Another Friend said the seeking after God in every one should not leave beyond the pale Friends who disagree with us on FUM personnel policies. Another Friend responded that she could love and work with such Friends while refusing to support them.

A Friend said she'd learned to believe in patience when, while she was a teen, her family remained part of a swim club that rejected its first black applicant for membership, hoping to change the policy from within. The club accepted the second black family a year later, she said, which showed patience's virtue, but she said she could find no good reason for BFM's money to support continued discrimination.

A Friend urged us to reconsider the matter by rephrasing the position that we welcome diversity to express instead how much the meeting benefits from diversity. She urged that the meeting's youngest generation be encouraged to teach us what they know. Several said this suggestion spoke their minds.

Ramallah's Joyce Ajlouny was asked how she squared the circles presented by FUM's policies. She said that she'd been asked her views on FUM's personnel policy in her job interview and had responded that she disagreed with it. The matter was not discussed further nor mentioned in the contract that she signed, she said.  She said she believed  the policy did not stand in the way of doing good work at the school and that changing the policy was best done from within.

In her experience, Joyce said, the overwhelming majority of U.S. FUM Quakers and many of FUM's seasoned leaders, disagree with the personnel policy and would like it to go away. The more extreme conservatism of Kenyan Quakers with whom they've declared themselves equal partners stands in the way, she said.  She speculated that change from within would entail separation of U.S. and Kenyan Quakers on this matter. She thought this might be a five- or ten-year effort, not a consumer of generations. In the interim, discrimination would continue.
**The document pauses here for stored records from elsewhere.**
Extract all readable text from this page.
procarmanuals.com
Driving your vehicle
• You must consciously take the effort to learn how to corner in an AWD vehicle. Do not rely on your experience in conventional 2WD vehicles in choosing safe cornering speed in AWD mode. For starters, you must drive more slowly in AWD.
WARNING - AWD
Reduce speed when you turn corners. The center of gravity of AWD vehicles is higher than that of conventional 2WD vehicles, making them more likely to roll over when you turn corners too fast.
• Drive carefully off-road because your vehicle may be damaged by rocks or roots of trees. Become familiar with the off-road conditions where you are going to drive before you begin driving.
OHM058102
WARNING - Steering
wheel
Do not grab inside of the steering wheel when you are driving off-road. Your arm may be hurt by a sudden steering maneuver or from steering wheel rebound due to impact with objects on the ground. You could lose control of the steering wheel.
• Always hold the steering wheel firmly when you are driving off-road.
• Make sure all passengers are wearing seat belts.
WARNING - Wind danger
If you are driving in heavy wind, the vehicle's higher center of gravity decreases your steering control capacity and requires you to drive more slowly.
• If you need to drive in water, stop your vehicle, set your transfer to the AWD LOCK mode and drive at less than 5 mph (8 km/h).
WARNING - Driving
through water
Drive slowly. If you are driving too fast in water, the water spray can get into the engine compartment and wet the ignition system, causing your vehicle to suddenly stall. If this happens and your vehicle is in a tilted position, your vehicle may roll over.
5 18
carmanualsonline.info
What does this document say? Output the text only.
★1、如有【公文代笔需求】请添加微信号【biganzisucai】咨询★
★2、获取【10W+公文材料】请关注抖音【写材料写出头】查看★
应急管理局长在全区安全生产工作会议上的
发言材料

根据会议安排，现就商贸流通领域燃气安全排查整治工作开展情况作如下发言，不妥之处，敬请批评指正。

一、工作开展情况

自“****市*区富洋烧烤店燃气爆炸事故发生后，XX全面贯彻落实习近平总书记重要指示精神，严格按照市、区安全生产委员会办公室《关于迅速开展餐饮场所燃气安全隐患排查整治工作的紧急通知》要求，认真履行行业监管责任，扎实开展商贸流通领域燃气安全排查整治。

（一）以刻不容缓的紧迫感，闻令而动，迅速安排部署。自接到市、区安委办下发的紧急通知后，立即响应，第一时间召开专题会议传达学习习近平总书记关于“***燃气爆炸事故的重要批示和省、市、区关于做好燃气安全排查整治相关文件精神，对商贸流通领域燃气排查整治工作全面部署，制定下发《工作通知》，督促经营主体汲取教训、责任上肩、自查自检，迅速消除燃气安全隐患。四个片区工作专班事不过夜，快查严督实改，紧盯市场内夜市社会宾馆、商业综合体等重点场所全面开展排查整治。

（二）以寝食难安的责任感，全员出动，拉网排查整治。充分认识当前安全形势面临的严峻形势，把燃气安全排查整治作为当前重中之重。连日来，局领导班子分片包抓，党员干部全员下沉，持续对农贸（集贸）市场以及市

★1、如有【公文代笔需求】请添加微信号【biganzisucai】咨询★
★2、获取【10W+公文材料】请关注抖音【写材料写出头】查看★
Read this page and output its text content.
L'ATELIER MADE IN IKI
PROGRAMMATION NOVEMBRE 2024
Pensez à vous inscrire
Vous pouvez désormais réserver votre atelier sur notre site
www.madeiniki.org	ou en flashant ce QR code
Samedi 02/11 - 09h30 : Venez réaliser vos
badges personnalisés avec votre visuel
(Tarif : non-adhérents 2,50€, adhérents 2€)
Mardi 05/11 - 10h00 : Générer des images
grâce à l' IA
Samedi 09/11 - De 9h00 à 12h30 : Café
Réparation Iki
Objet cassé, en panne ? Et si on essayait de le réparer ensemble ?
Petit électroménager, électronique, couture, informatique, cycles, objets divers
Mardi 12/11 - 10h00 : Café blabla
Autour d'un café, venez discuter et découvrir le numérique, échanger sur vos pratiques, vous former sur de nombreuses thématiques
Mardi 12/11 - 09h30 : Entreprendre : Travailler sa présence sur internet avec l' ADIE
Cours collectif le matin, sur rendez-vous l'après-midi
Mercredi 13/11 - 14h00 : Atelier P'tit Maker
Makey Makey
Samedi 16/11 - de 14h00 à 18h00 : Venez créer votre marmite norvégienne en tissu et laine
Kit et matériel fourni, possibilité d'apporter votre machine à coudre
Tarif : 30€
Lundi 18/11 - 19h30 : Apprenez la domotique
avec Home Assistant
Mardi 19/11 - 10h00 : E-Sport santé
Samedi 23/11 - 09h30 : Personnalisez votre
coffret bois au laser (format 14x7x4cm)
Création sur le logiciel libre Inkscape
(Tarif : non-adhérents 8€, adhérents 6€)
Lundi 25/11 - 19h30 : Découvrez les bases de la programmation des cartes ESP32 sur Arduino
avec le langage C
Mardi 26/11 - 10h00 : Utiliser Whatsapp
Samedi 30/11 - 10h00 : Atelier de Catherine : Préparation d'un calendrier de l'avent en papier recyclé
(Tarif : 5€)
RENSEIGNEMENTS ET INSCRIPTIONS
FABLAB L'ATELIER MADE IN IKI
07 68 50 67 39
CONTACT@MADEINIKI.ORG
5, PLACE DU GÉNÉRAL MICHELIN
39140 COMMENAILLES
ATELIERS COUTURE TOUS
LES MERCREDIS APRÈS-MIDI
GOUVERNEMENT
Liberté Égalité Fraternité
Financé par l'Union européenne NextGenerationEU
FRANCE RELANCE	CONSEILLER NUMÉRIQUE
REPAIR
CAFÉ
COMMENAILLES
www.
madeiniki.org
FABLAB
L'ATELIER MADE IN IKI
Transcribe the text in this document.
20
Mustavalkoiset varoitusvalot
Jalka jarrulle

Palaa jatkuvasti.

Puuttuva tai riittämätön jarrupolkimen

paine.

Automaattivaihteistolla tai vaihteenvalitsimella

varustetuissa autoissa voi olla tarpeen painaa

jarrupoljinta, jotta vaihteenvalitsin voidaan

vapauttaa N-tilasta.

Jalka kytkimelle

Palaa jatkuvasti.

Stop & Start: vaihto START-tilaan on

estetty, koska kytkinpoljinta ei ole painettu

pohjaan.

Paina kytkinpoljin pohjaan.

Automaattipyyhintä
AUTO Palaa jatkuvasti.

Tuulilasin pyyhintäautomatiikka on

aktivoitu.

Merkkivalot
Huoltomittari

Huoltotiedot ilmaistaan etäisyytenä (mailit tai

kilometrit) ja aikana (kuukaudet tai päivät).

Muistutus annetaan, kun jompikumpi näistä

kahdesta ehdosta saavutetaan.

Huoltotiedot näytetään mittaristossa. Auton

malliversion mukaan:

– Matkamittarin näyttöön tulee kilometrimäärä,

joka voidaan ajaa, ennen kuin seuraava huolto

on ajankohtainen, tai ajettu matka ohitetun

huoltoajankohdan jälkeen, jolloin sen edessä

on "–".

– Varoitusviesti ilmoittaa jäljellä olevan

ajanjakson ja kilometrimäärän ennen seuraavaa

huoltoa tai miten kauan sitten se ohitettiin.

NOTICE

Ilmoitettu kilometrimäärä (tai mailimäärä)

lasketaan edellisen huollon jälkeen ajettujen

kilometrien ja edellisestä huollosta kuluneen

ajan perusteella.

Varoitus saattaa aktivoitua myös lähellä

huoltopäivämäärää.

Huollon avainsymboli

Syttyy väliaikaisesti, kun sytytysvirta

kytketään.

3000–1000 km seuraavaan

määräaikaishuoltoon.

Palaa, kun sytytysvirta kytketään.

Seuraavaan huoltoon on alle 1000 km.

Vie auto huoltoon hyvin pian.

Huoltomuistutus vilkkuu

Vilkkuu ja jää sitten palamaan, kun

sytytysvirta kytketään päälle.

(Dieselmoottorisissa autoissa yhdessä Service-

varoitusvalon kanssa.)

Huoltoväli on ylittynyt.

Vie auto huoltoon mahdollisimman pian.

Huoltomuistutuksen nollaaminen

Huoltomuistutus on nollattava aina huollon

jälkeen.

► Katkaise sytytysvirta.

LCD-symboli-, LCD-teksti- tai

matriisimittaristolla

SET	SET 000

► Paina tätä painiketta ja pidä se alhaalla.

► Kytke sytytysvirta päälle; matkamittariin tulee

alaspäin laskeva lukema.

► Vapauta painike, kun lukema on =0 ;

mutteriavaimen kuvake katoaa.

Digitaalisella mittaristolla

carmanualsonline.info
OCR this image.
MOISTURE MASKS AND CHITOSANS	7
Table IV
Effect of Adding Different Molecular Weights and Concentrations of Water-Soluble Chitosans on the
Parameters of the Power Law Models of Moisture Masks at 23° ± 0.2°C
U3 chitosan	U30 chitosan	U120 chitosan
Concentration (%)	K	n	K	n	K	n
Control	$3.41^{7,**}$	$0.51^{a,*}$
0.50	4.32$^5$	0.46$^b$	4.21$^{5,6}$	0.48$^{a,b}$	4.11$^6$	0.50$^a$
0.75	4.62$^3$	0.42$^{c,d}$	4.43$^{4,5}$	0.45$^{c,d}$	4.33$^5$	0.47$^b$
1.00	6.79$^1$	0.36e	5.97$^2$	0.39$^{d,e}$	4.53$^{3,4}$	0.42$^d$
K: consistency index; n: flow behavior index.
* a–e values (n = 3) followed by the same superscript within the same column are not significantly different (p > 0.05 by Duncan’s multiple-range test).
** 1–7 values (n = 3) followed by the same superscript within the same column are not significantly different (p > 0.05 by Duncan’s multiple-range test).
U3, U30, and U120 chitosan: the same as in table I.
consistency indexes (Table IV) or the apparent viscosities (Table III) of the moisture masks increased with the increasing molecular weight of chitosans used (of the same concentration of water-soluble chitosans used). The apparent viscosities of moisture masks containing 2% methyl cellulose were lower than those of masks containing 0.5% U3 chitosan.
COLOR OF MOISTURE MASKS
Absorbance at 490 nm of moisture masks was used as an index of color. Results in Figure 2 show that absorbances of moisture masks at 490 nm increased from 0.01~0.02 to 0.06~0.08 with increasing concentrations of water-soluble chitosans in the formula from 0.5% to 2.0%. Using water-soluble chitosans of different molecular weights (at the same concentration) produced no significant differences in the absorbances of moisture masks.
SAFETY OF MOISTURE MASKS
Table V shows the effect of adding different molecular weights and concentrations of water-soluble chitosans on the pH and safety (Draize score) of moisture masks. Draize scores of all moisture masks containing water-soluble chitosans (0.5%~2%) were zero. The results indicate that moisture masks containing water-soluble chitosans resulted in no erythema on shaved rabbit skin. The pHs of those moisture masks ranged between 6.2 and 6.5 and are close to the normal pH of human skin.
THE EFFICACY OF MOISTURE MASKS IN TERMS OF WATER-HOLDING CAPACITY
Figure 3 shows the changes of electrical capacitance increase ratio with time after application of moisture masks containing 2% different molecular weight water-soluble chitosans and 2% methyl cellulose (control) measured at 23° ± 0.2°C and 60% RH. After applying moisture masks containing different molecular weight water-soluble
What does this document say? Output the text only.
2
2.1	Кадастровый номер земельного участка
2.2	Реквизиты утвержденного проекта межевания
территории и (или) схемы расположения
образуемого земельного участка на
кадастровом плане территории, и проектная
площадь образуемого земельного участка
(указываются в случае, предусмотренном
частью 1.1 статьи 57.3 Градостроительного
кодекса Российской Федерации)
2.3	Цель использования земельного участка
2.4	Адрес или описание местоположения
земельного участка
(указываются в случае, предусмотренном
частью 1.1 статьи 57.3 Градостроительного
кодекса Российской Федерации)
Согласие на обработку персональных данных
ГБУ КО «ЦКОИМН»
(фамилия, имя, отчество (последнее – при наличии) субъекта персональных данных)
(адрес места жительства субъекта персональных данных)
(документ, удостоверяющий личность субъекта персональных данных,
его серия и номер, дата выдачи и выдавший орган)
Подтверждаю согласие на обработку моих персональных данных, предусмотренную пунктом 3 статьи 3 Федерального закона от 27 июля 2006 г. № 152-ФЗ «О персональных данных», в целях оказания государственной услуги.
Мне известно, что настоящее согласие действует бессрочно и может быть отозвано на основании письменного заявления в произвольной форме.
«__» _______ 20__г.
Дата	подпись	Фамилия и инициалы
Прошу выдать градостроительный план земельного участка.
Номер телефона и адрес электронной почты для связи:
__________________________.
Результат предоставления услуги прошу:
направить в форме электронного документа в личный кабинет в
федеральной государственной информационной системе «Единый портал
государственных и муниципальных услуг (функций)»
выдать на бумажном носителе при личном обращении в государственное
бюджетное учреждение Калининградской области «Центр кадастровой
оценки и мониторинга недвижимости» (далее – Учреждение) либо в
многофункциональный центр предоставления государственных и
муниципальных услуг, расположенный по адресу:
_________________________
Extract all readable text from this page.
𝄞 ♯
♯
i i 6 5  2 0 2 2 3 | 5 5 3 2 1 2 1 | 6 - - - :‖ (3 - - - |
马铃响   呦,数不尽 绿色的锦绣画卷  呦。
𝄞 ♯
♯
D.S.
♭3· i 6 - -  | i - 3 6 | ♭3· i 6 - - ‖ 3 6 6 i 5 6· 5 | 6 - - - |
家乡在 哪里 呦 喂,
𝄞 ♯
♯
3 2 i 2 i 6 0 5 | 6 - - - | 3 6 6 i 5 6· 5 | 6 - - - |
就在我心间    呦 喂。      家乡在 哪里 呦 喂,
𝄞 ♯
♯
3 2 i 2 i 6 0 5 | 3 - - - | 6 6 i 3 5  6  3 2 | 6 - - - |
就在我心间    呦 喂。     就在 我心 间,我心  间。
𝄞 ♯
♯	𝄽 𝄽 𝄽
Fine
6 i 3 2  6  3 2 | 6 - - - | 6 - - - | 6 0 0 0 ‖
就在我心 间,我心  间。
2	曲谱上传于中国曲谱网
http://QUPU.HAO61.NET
In response to a question, Joyce said that she alone made hiring decisions and without reference to FUM's personnel policy. She said she could not say whether she'd hired anyone who's gay because it's a taboo topic in Palestinian culture. Joyce also said she might have experienced extensive discrimination within and outside the school community had she not been seen as heterosexual.
 
Another Friend noted that when Frank Massey applied to be head of Ramallah Friends School, he'd been rejected after saying that he disagreed with FUM's personnel policy. That Joyce was appointed despite a similar statement of disagreement was a sign of progress, she said.

A Friend said that discrimination against openly gay Americans persisted, even in her federal workplace. She said the pre-requisite for progress was coming out, risky as that is, whether in the U.S. or Kenya. She called on Friends to stop supporting what she called a fundamentally immoral policy. We cannot say that we do good things and at the same time suborn prejudice and violence against other people, she said. She characterized FUM's policies as on a continuum that could ultimately include bodily harm and violence, which it tacitly condones.  The Friend urged that BFM withhold all money from FUM and sever our ties with them.

One Friend asked whether others in the meeting were prepared to lobby the Maryland Legislature on a same-sex law now under consideration. Another urged that more in the BFM community attend Baltimore Yearly Meeting in August to press our views.

We adjourned after a period of silence.